Complex issue; I don't have time to boil it down to a simple test case, but will attempt to explain clearly:
Recent Index changes are not visible through the IndexReader passed to a Lucene Filter set on a FullTextQuery.
I create a new Foo, id: 1, and persist it through entityManager.persist()
I examine indexes with Luke, they are updated. Foo #1 is present.
I perform a simple lucene search using Hibernate Search, Foo #1 is fetched.
Now, I run another query, this time using a query Filter that reads from the IndexReader passed to the getDocIdSet(IndexReader reader) method like so:
I would expect this to return 1, since I just persisted a Foo with ID 1. However, it returns 0.
If however, I check out an IndexReader instance from the searchFactory, and perform the same command like so:
Now the reader successfully returns 1, for the entity I had recently persisted.
Currently I work around this issue by manually checking out an IndexReader from the searchFactory, passing it to my Filter, and checking it in after the query runs. But, this is pretty clunky.
Shouldn't the Filter be getting the same current IndexReader?
I'm finally back from several trips and will inspect this tomorrow: looks quite bad.
I developed a functional test to verify this, could you please have a look at it:
Did you notice that the Filter instance is invoked multiple times? The filter needs to be applied on each sub-reader: you will get a reader instance to process for each segment in the index; considering that after each change you make to the index the set of segments changes, adding a new element like in your test means you'll be processing at least two segments.
Note that when you invoke
you're not operating on sub-readers but on a recursive IndexReader which includes all current segments.
Why: filtering needs to be applied on a per-segment basis to make caching more effective: each cached DocIdSet is kept around for the validity of each segment, so you won't invalidate all processing for each minimal change on the index.
Changed priority from critical as I think it's not really a bug - might need some clarifications on the docs?
Thanks for the investigation and explanation, Sanne.
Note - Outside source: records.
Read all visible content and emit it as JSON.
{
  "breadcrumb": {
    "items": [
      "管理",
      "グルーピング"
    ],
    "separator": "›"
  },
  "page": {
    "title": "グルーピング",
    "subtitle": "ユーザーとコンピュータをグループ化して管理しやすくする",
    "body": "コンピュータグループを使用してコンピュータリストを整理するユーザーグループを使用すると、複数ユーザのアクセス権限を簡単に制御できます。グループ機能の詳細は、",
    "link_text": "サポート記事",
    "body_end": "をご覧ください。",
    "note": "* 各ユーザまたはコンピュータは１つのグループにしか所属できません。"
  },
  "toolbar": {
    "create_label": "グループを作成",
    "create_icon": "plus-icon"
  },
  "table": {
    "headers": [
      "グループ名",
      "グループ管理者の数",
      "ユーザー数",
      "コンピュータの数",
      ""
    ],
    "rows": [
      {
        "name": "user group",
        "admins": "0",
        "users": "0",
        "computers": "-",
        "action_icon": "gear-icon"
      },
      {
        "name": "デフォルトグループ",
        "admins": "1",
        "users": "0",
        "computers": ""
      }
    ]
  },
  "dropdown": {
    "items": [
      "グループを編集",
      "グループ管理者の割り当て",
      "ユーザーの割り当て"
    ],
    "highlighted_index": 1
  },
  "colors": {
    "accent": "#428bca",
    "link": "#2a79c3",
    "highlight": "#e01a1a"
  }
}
I was attempting to use a Lucene Filter to limit searched records to a subset of records whose IDs are or are not present in another field of the same index (but different record(s)). After your explanation, I follow the javadoc on org.apache.lucene.search.Filter better, and can understand why this use case wouldn't work out in a filter: the sub-reader filtering the current index segment would only be able to read the values for the referenced field within the current index segment.
Given this, I don't think there's any clarification to be made in the hibernate-search docs, either.
Hi Clark, thanks for confirming it's not a bug: feeling better
You're right, for your use case you would need a top-level IndexReader, so the approach to check one out yourself as you described in the JIRA description is good.